Many of the challenges in CloudFoxable are recreations of attack paths we have exploited on real cloud penetration tests at Bishop Fox. You might be surprised to find out that it is more common to find an easy to exploit path than a complex one. For example, you have compromised a user that has a single permission that allows for privilege escalation. Or you find a vulnerable service that has administrative role attached to it. However, sometimes (on the more fun penetration tests), the security team has started their journey of restricting permissions, and the only path to victory requires exploiting a complex chain of different vulnerabilities and misconfigurations. We’ve tried to include both types of challenges.

Challenge: Trust Me

One interesting challenge involves an IAM role that trusts a GitHub repository through OpenID Connect (OIDC). We’re seeing more and more clients of ours using this configuration, and this challenge was created after this attack path was exploited during a real penetration test. To participate in this challenge, users must create a new private GitHub repository they control and enter that as a variable into CloudFoxable before deploying this challenge.

After entering the repository name and deploying the challenge, participants can use CloudFox to find a potentially overly permissive trust, and they will learn how to create a malicious GitHub action that can assume the IAM role within their CloudFoxable account. With access to the role, the user can capture the flag stored in the SSM parameter store.

Trust challenge

FIGURE 5 - "Trust" challenge

This challenge aims to educate those unfamiliar with OIDC-based role trusts about the advantages and security implications of trusting external identities, such as GitHub repositories or Elastic Kubernetes Service (EKS) clusters. Additionally, it demonstrates how to use CloudFox and other tools to quickly identify these interesting IAM roles.

Challenge: The Topic is Execution

Another set of fun challenges covers simple notification service (SNS) topics and resource trusts. In a cloud security posture management (CSPM) style check, you will be told if a topic allows anonymous actions, which is undoubtedly valuable. But what about an SNS topic with an overly permissive resource policy that allows any principal in the same account to subscribe to it? Is that OK? Is that bad? If so, how bad?

Good news! There is a challenge in CloudFoxable that highlights this potential attack path.

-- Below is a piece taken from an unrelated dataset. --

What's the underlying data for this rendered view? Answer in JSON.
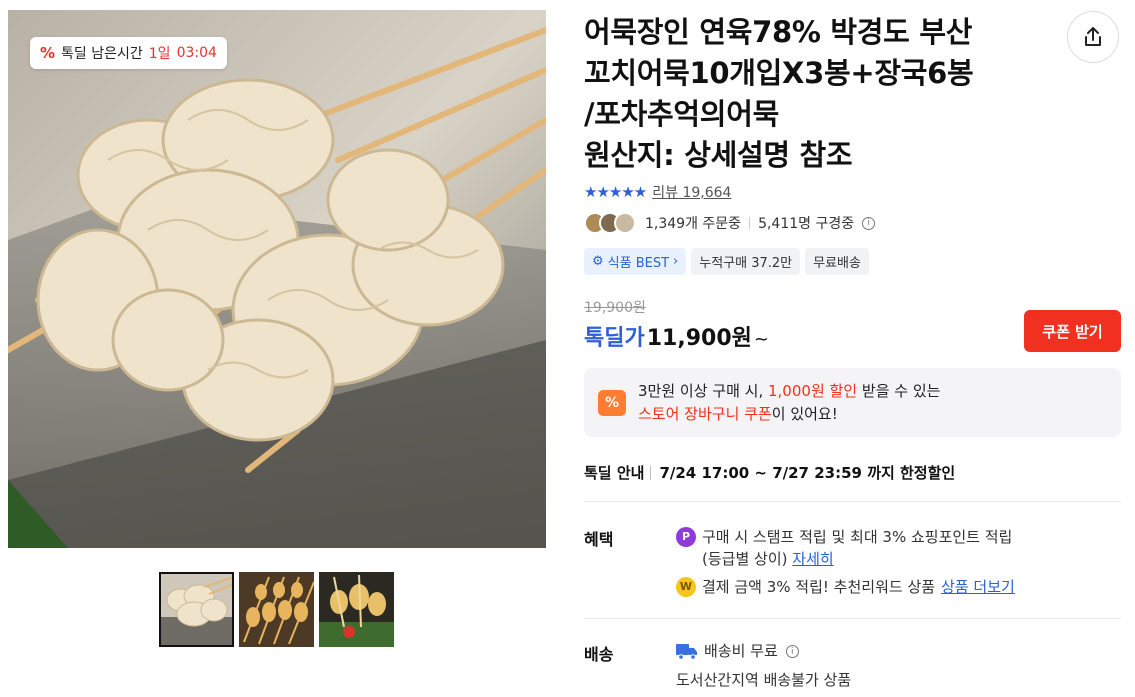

SNS and resource trusts challenge

FIGURE 6 - "The topic is execution" challenge

What's Next

With the introduction of CloudFoxable, we encourage contributions from cloud security practitioners showcasing examples from real-world breaches and experiences. At its launch, CloudFoxable has challenges that range from very straight forward to very complicated, and we encourage contribution of challenges anywhere within this spectrum.

Many of the challenges I’ve added to CloudFoxable are representations of scenarios discovered during real-life cloud penetration tests. It is a great way to anonymously document attack chains we've discovered during penetration tests, and we'll be adding more challenges over time. Good luck and happy cloud hacking!